Epigraph-Guided Flow Matching for Safe and Performant Offline Reinforcement Learning
Manan Tayal, Mumuksh Tayal
TL;DR
This work tackles offline reinforcement learning under hard safety constraints by casting it as a state-constrained optimal control problem and introducing Epigraph-Guided Flow Matching (EpiFlow). It learns a data-driven auxiliary epigraph value function $\hat{V}(x,z)$ via expectile regression and a set of envelope functions, enabling a feasibility-aware policy that maximizes performance while staying within safe data-supported regions.
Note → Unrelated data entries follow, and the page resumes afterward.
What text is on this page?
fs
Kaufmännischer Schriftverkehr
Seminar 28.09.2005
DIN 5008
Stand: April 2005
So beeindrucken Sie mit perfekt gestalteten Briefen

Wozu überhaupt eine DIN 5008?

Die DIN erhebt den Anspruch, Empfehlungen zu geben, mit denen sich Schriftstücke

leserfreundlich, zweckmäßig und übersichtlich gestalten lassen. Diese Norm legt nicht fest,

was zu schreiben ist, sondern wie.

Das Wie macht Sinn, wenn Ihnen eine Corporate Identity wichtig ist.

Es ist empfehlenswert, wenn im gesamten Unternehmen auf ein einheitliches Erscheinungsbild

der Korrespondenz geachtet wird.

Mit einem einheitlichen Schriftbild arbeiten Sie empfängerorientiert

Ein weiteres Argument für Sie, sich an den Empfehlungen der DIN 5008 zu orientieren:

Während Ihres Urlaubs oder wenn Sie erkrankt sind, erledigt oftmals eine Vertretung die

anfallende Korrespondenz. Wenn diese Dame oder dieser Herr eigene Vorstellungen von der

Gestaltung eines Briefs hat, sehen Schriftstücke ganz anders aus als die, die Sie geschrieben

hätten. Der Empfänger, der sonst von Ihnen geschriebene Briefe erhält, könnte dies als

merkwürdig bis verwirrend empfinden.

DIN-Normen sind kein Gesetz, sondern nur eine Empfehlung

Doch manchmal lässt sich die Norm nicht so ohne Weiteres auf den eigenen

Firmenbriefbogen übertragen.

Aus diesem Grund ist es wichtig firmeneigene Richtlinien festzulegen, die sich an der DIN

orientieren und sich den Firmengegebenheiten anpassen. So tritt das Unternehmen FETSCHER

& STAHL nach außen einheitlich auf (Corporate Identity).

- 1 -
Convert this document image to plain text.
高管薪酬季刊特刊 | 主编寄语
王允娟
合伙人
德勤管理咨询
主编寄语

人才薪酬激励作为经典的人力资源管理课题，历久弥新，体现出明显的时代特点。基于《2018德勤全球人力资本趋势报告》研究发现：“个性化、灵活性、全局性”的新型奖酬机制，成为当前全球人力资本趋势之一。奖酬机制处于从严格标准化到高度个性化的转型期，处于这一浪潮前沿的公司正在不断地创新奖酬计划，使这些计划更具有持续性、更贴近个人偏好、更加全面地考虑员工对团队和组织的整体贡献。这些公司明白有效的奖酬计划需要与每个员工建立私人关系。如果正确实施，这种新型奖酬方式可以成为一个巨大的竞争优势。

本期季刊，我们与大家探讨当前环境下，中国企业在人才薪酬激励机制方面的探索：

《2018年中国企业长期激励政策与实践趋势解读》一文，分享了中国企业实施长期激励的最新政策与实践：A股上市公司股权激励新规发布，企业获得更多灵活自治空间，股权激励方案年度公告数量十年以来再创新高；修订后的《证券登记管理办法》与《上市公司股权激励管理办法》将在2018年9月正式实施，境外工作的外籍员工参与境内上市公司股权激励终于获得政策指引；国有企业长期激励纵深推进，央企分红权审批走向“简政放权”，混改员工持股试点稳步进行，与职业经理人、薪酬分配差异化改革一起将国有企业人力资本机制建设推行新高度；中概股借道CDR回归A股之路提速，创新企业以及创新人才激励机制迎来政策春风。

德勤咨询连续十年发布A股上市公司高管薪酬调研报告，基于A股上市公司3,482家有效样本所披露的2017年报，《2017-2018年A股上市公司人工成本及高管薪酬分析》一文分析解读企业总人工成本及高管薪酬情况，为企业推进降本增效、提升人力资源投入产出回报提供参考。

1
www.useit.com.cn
Policy synthesis combines an epigraph-guided objective with Flow Matching, producing a deterministic vector-field-based sampler that implements $\pi^*(a|x) \propto \pi_\beta(a|x) \exp(\alpha\hat{A}(x,a;z^*(x)))$ and is executed through a single ODE integration. Empirically, EpiFlow achieves near-zero empirical safety violations across low- and high-dimensional safety benchmarks (e.g., Safety Gymnasium) while delivering competitive returns, outperforming several soft-constraint baselines. This approach offers a scalable, distribution-consistent safety certificate for deploying autonomous systems learned purely from offline data, with avenues for formal verification and robustness extensions.
Abstract
Offline reinforcement learning (RL) provides a compelling paradigm for training autonomous systems without the risks of online exploration, particularly in safety-critical domains. However, jointly achieving strong safety and performance from fixed datasets remains challenging. Existing safe offline RL methods often rely on soft constraints that allow violations, introduce excessive conservatism, or struggle to balance safety, reward optimization, and adherence to the data distribution. To address this, we propose Epigraph-Guided Flow Matching (EpiFlow), a framework that formulates safe offline RL as a state-constrained optimal control problem to co-optimize safety and performance. We learn a feasibility value function derived from an epigraph reformulation of the optimal control problem, thereby avoiding the decoupled objectives or post-hoc filtering common in prior work. Policies are synthesized by reweighting the behavior distribution based on this epigraph value function and fitting a generative policy via flow matching, enabling efficient, distribution-consistent sampling. Across various safety-critical tasks, including Safety-Gymnasium benchmarks, EpiFlow achieves competitive returns with near-zero empirical safety violations, demonstrating the effectiveness of epigraph-guided policy synthesis.